Die Unterstützung durch meinen lieben Peter war in jeglicher Hinsicht fantastisch.

Die Handlung und alle handelnden Personen sind frei erfunden. Jegliche Ähnlichkeit mit lebenden oder toten Personen wäre rein zufällig.

Über die Autorin

Patricia Dietrich wurde 1958 in Schönebeck (Elbe) geboren. Heute lebt sie in einem Dorf unweit ihrer Geburtsstadt.

Die Liebe zur Schreiberei begann schon in ihren Kindertagen. Erst nach der Beendigung ihres Berufslebens hat sie diese Liebe umgesetzt und schrieb ihren Debütroman.

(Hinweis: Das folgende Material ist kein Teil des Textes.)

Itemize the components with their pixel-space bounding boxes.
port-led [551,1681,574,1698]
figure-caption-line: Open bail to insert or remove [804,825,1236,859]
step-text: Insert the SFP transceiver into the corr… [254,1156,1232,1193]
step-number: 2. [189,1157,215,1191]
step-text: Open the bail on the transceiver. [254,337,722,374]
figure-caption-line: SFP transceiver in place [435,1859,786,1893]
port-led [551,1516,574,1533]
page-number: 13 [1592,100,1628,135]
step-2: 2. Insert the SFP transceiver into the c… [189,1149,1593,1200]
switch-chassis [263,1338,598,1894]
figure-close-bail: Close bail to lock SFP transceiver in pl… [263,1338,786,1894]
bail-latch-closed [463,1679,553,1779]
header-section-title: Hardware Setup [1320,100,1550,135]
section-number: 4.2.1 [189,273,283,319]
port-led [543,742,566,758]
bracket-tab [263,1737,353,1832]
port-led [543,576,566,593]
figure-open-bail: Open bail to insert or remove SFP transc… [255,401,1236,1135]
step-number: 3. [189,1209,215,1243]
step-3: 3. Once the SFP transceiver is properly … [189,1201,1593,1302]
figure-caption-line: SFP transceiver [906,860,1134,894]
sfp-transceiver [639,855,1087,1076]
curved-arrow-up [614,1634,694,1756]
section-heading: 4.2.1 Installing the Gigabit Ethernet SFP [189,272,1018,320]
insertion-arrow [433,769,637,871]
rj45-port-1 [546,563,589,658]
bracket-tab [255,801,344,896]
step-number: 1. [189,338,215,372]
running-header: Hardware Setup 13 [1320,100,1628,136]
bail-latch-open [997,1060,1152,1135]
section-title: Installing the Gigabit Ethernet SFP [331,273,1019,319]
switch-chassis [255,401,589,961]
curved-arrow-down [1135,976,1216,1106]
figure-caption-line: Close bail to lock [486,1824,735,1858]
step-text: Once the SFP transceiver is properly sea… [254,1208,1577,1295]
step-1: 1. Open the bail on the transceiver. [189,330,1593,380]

Die Geschichte der Protagonistin Marlene wird weitererzählt. Der Fortsetzungsroman ist bereits in Arbeit.

Inhaltsverzeichnis

Neue Bekanntschaften

Der Betrug

Marlene als Hilfsdetektivin

Die Detektivarbeit beginnt

Eine erste Spur

Der merkwürdige Bericht

Die Observation

Ritchie

Die Probe aufs Exempel

Der Auftrag ist erfüllt

Verliebt

Die Nachfolgerin

Der neue Job

Die bittersüße Rache

Die Überraschung

Der Mann auf der Brücke

NEUE BEKANNTSCHAFTEN

Er steht direkt vor dem Büro, mein schwarzer Sportwagen mit schwarzer Innenausstattung. Ich schreite zu ihm hin, in meinem schwarzen, enganliegenden Kleid. Die Pailletten darauf geben dem Kleid die volle Eleganz. Es ist ein Kleid, welches jede Frau besitzen sollte. Mit der Fernbedienung in der Hand, öffne ich die Verriegelung der Autotür. Die schwarzen, langen, mit Seide gefütterten Handschuhe streife ich mir gekonnt über die Hände, greife zum Türgriff, öffne die Fahrertür und steige schwungvoll in meinen geliebten Sportwagen ein. Der super Sportsitz bietet mir absolute Bequemlichkeit und ich rase mit Bleifuß davon.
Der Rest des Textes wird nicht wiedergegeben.